Write-Through vs Write-Back
Reads are easy. Writes are where caching patterns split apart.
A quick recap of cache-aside
The most common pattern is cache-aside. It is sometimes called "look-aside."
On a read, you check the cache first. A hit returns instantly. A miss falls through to the database. Then you store the answer in the cache so the next read is a hit.
On a write, you update the database. Then you delete the matching cache entry so the next read fetches fresh data.
It is simple. The app manages the cache. The cache does not even need to know the database exists. Most apps use this. But it has a small gap. Between updating the database and clearing the cache, some readers can still see old data. The other strategies fix this gap in different ways.
Write-through. Update both at the same time
In write-through, every write goes to the cache AND the database. Both happen as part of the same operation. The write does not return success until both stores are updated.
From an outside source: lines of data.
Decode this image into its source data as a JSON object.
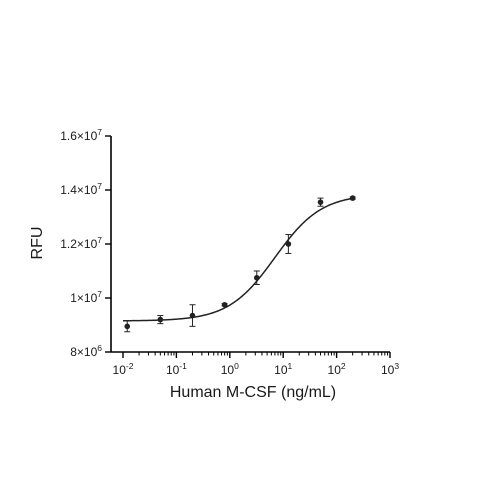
{
  "chart_data": {
    "type": "scatter",
    "xlabel": "Human M-CSF (ng/mL)",
    "ylabel": "RFU",
    "x_scale": "log10",
    "xlim": [
      0.01,
      1000
    ],
    "ylim": [
      8000000,
      16000000
    ],
    "x_ticks": [
      {
        "value": 0.01,
        "base": "10",
        "exp": "-2"
      },
      {
        "value": 0.1,
        "base": "10",
        "exp": "-1"
      },
      {
        "value": 1,
        "base": "10",
        "exp": "0"
      },
      {
        "value": 10,
        "base": "10",
        "exp": "1"
      },
      {
        "value": 100,
        "base": "10",
        "exp": "2"
      },
      {
        "value": 1000,
        "base": "10",
        "exp": "3"
      }
    ],
    "y_ticks": [
      {
        "value": 8000000,
        "mant": "8",
        "exp": "6"
      },
      {
        "value": 10000000,
        "mant": "1",
        "exp": "7"
      },
      {
        "value": 12000000,
        "mant": "1.2",
        "exp": "7"
      },
      {
        "value": 14000000,
        "mant": "1.4",
        "exp": "7"
      },
      {
        "value": 16000000,
        "mant": "1.6",
        "exp": "7"
      }
    ],
    "points": [
      {
        "x": 0.012,
        "y": 8950000,
        "err": 200000
      },
      {
        "x": 0.05,
        "y": 9200000,
        "err": 150000
      },
      {
        "x": 0.2,
        "y": 9350000,
        "err": 400000
      },
      {
        "x": 0.8,
        "y": 9750000,
        "err": 40000
      },
      {
        "x": 3.2,
        "y": 10750000,
        "err": 250000
      },
      {
        "x": 12.5,
        "y": 12000000,
        "err": 350000
      },
      {
        "x": 50,
        "y": 13550000,
        "err": 150000
      },
      {
        "x": 200,
        "y": 13700000,
        "err": 40000
      }
    ],
    "fit": {
      "type": "four-parameter logistic",
      "bottom": 9150000,
      "top": 13850000,
      "ec50": 7,
      "hill": 1.0
    },
    "grid": false,
    "colors": {
      "marker": "#222222",
      "axis": "#000000",
      "line": "#222222"
    }
  }
}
The cache is always in sync with the database. There is no stale data. No invalidation step. Reads always hit the cache and always see fresh values.
The cost is speed. Writes are slower because you wait for two stores instead of one. If the database is slow, the user feels it. If the cache is down, the write fails.
You see this in write-heavy systems that need strong consistency. Banking apps are a good example. Some database engines use write-through inside themselves, where the disk is the "database" and RAM is the "cache."
Write-back. Write fast now, save later
In write-back (also called "write-behind"), the write only goes to the cache. The cache says "got it" right away. A background job pushes the data to the database later.
The good part is speed. Writes happen at RAM speed, not disk speed. Throughput is very high. If the same key is written 100 times before the next flush, only the final value goes to disk.
The bad part is risk. If the cache server crashes before it flushes, those writes are gone. You traded safety for speed. Recovery is complex.
You see this in high-frequency analytics, IoT metrics, and anything where losing the last few seconds of data is fine. You do NOT use this for orders or payments.
Which one should you pick
Cache-aside is the safe default. Most apps use it. It is easy to reason about. It survives cache failures. Things just get slower if the cache is down.
Write-through is for when consistency matters and your write rate is not the bottleneck. It is often paired with "read-through," where the cache fetches from the database on a miss instead of the app doing it.
Write-back is only for when speed beats safety. It is rare. It comes with extra operational pain.
Most apps use cache-aside on the outside and write-through inside the database engine. Write-back is the exception, not the rule.
There is no "best" pattern. There is only the right pattern for your workload.